Consumer-focused cloud storage company Dropbox announced a new Series B round worth $250 million this week, valuing the startup at around $4 billion. Claiming more than 45 million users and expecting to triple its user base this year, the company continues to grow, despite recent security concerns and competition from Google, Apple and startups like SugarSync. Enterprise users value the same device independence and ease of use that Dropbox delivers to consumers, and Dropbox for Teams partially addresses this market. But Dropbox’s enterprise offerings still lag behind competitors, and the company should stick to the consumer market rather than aggressively pursue new enterprise orders.
The proposition behind Dropbox and its competitors is simple. A client application integrates with the native file management on a user’s device, and changes to files are replicated via the cloud, making it feasible for an individual to keep them synchronized across devices. Crucially, the entire process is seamless and invisible to the user.
The use case for individuals within the enterprise is similar. Here, too, there is a need to easily transfer documents between office and home and back again. The individual’s employer may be less enamored of the idea. Data is not only moving outside the firewall onto employee devices but is also being stored on third-party servers in the cloud, beyond the enterprise’s ability to audit or recover.
Despite these concerns, Dropbox (and services like it) are already in widespread use by individual employees, who see them as easier to use and more functional than enterprise-endorsed file sharing solutions such as Microsoft SharePoint. Sometimes this use will directly contravene the policies of their employer, but often employers haven’t given the issue sufficient attention to devise an explicit policy or procedure.
Dropbox itself recognizes the opportunity presented by group use; the sharing capabilities of Dropbox for Teams “make it perfect for businesses, organizations, and groups,” according to its website. Although the product offers unified billing and a number of other team-friendly enhancements, the absence of robust audit controls leaves this product lacking when considered for enterprise use. With sensitive data, administrators typically decide who may open it, where and when. Further, they can see when, where and by whom various files have been modified. Once these files move off enterprise systems via Dropbox, many of these controls disappear.
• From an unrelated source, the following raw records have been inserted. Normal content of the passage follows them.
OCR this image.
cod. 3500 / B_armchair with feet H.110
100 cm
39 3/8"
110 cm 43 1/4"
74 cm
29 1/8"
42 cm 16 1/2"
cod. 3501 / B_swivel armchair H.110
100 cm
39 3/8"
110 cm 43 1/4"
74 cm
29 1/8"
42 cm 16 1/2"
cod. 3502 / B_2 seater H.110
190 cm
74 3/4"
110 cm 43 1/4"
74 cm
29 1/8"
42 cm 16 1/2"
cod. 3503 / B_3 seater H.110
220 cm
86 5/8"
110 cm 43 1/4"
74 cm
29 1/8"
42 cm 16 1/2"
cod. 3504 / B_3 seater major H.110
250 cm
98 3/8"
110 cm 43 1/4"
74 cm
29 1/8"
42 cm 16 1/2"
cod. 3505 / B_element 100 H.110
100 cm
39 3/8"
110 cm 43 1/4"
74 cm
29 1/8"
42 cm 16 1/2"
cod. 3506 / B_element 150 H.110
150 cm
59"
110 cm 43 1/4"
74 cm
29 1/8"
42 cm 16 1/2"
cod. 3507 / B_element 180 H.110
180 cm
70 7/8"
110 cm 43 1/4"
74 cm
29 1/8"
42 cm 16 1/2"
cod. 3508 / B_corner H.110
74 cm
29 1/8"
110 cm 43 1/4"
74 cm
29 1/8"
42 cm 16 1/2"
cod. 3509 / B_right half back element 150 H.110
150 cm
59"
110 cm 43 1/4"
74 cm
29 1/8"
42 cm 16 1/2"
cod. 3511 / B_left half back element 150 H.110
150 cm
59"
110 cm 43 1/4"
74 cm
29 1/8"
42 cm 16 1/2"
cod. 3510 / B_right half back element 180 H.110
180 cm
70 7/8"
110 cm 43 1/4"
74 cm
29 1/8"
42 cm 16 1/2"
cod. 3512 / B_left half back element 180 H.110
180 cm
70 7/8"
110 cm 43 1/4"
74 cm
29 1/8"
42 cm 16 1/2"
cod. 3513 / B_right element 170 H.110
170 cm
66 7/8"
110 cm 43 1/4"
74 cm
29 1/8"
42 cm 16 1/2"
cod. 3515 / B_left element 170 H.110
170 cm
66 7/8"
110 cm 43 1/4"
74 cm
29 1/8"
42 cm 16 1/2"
Other startups have recognized that enterprise decision makers require a layer of additional functionality. Egnyte, for example, aims to deliver a Dropbox-like experience to the user, plus a set of auditing, file permission and security features that enable the enterprise to track and manage assets across devices.
Although the user experience is similar in both Dropbox and Egnyte, the back-end infrastructure is radically different. Egnyte offers a variety of management capabilities that Dropbox does not have, and Egnyte is also capable of being installed and run completely inside the enterprise firewall. Dropbox relies on servers in the public cloud. Egnyte was created to serve enterprise needs, while Dropbox was created with the consumer market in mind. Nevertheless, Dropbox has visibility and a large installed base among consumers. These consumers are also employees, and they are likely to import practices and tools from home to the workplace, especially if employers don’t implement their own systems.
Dropbox for Teams may meet some of the requirements for sharing within small groups, but it seems unlikely that Dropbox would invest the effort required to reengineer its entire product to deliver capabilities that competitors such as Egnyte already have. Without this effort, Dropbox (and equivalent products) are unlikely to be endorsed by cautious enterprise CIOs for widespread use within their organizations. Despite the size of the enterprise market and the doubtless frequent requests for enterprise features, Dropbox may well be better devoting its attention to growing even larger within the consumer space. The enterprise market, in this context, is more trouble than it’s worth.